Freud observed that most of his psychiatric patients were infantile and regressed in their sexuality. Freud’s psychoanalytic method focused on free association (including dreams and hypnosis) of the individual patient’s past history, many of which were largely about childhood sexual trauma, especially the hysterias which were a big part of Freud’s practice. Erikson borrowed much of Freud’s terminology including the internal struggle between one’s wishes or id with one’s internal conscience or super-ego. The developing personality or ego was the ground where these conflicts were resolved. Each psychosocial stage involved a separate conflict resolution.
Freud used the idea of libido to describe sexual energy. Before puberty, libido energy could be used in non-sexual ways such as breastfeeding, toilet training, and learning to stand and walk. Erikson borrowed from Freud the language of body zones (organ: oral, anal, genital), and modes (incorporative, incorporative-biting, retentive, eliminative, intrusive).
Erikson developed from his observations and studies of cultural modalities. Embryology provided the metaphor of epigenesis or the stepwise development through stages with appropriate sequence and timing. Importantly, Erikson grafted onto Freud’s scheme tasks involved in the progressive socialization of the child and young adult.
Freud had said that the study of dreams was the ‘royal road’ to understanding the adult unconscious. Erikson suggests the study of children at play is another ‘royal road’, this one to understand the infantile ego’s efforts to synthesize a unified personality. Erikson observed daydreaming as well as nocturnal dreams. Erikson observed the struggle to find equilibrium (ego) between what we might like to do (id) and what we think we ought to do (conscience or super-ego). In looking at cultures, Erikson observed the mythological or religious pressures brought to bear on what we wish for, and what we think we ought to do. He studied how the maturing ego is influenced by societal or communal pressures to extend Freud’s psychosexual theory to a psychosocial understanding.
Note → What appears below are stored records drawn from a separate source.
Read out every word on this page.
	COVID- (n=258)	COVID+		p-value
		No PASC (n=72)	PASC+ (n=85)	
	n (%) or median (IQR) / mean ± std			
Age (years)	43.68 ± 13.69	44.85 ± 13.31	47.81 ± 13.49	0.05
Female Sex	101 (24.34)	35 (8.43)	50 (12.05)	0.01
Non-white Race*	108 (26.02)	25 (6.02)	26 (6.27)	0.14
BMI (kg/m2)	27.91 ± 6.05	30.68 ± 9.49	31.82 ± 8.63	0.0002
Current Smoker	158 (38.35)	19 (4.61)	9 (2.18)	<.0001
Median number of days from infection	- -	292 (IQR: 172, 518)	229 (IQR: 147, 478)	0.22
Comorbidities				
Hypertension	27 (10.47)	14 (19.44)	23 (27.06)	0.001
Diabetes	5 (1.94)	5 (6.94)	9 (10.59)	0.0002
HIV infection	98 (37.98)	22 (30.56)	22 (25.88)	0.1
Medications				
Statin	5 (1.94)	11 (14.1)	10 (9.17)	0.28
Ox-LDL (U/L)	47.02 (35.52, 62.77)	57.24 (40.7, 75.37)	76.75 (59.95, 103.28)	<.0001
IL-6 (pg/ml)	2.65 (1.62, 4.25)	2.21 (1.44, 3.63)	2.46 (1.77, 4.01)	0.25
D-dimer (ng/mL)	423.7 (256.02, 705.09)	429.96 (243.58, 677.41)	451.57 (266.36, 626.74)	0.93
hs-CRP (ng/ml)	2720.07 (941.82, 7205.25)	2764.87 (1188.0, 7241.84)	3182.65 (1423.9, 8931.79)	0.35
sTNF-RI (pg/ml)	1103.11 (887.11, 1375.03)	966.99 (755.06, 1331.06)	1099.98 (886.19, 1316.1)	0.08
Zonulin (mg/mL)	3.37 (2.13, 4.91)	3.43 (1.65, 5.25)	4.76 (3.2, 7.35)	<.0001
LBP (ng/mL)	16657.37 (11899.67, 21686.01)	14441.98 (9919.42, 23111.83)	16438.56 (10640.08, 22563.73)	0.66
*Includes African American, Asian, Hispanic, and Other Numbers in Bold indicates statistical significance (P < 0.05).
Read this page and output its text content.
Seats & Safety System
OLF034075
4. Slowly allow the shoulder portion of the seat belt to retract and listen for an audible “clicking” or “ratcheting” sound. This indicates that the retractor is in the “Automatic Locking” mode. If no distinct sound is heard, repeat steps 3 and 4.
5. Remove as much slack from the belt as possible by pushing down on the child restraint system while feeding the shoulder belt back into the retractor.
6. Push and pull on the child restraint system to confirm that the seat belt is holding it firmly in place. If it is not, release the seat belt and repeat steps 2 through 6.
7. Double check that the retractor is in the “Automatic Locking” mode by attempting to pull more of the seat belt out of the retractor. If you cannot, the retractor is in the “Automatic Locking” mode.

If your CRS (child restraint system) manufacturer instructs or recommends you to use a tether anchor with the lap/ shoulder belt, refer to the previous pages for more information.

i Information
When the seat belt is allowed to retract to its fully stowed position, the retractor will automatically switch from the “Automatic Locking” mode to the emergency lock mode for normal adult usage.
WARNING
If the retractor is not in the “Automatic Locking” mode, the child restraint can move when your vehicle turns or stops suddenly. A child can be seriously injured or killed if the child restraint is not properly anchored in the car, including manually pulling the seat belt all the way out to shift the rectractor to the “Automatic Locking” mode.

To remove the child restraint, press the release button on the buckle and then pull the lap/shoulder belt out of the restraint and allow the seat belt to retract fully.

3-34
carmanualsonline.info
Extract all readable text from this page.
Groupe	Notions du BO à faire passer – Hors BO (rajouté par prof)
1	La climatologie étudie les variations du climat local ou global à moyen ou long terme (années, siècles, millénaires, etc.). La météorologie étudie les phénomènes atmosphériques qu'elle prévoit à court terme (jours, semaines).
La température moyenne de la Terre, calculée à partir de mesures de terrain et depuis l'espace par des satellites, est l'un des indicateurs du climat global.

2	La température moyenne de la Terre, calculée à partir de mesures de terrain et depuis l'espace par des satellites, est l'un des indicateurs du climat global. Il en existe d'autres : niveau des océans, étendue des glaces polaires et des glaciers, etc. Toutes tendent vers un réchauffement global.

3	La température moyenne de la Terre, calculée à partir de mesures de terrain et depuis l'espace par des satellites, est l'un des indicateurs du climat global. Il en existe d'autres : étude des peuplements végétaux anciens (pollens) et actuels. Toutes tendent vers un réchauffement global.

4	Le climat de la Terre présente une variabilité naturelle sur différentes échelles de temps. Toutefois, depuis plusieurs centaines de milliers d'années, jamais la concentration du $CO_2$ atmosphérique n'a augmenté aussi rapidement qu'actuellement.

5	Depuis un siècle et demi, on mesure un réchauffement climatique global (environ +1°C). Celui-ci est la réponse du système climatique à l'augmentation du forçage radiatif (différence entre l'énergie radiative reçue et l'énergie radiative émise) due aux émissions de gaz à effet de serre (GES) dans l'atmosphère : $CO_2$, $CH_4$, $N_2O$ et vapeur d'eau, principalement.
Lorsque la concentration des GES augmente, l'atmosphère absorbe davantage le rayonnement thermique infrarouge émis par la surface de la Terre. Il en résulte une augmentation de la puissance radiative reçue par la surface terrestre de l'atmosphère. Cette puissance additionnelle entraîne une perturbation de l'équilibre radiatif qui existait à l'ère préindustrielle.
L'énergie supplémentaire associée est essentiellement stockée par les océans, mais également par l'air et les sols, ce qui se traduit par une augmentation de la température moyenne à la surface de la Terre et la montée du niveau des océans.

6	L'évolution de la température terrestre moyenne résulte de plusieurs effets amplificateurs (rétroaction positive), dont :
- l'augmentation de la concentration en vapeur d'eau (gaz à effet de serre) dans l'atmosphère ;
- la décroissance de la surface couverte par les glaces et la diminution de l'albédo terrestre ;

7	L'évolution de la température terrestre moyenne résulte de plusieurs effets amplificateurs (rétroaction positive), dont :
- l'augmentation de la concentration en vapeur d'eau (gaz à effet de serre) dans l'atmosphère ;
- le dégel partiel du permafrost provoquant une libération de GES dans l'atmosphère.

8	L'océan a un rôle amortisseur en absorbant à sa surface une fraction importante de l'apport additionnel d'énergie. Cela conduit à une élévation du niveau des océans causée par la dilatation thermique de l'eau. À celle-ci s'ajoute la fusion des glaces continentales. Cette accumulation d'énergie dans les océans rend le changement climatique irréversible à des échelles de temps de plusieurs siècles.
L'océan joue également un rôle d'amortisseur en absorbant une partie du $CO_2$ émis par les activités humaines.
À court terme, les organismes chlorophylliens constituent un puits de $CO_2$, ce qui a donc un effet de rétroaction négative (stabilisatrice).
“In between the id and superego the ego dwells… To safeguard itself, the ego employs defense mechanisms… These are unconscious arrangements which permit the person to postpone satisfaction, to find substitutions, and otherwise arrive at compromises between id impulses and superego compulsions…. The ego is victorious when it restricts anxiety … The ego is an inner institution evolved to safeguard the order within individuals upon which all outer order depends.” Erikson developed his conceptual scheme of eight sequential ages of man, each with its developmental conflict to be resolved:
• Infancy: basic trust versus mistrust
• Toddler: autonomy versus shame or doubt
• Preschool age: initiative versus guilt
• School age: industry versus inferiority
• Adolescence: identity versus identity confusion
• Young adulthood: intimacy versus isolation
• Middle age: generativity versus stagnation
• Old age: integrity versus despair
Erikson pointed out how traditional Freudian psychosexual stages focused on childhood and young adulthood until the subject was mature enough to marry and start a family: “For psychoanalysis has consistently described the vicissitudes of instincts and of the ego only up to adolescence at which time the rational genitality was expected to absorb infantile fixations and irrational conflicts or to admit them to repeat performances under manifold disguises. The main recurrent theme thus concerned the shadow of frustration which falls from childhood on the individual’s later life – and on his society…”
Accordingly, an important part of Childhood and Society, and Erikson’s lifework generally, was to extend the psychosocial stepwise maturation process to include tasks of adulthood, starting with adolescence and the formation of personal identity. “In this book (Childhood and Society) we suggest that to understand either childhood or society, we must expand our scope to include the study of how societies lighten the inescapable conflicts of childhood with a promise of some security, identity, and integrity. In thus reinforcing the values by which the ego exists societies create the only condition under which human growth is possible.” Ultimately Erikson extended the scheme to include additional components of healthy adult maturation.
The text Erikson wrote was meant to supplement the psychiatric education of physicians, psychologists, and social workers. I recommend Childhood and Society to anyone interested in human growth and development, particularly about identity and personality.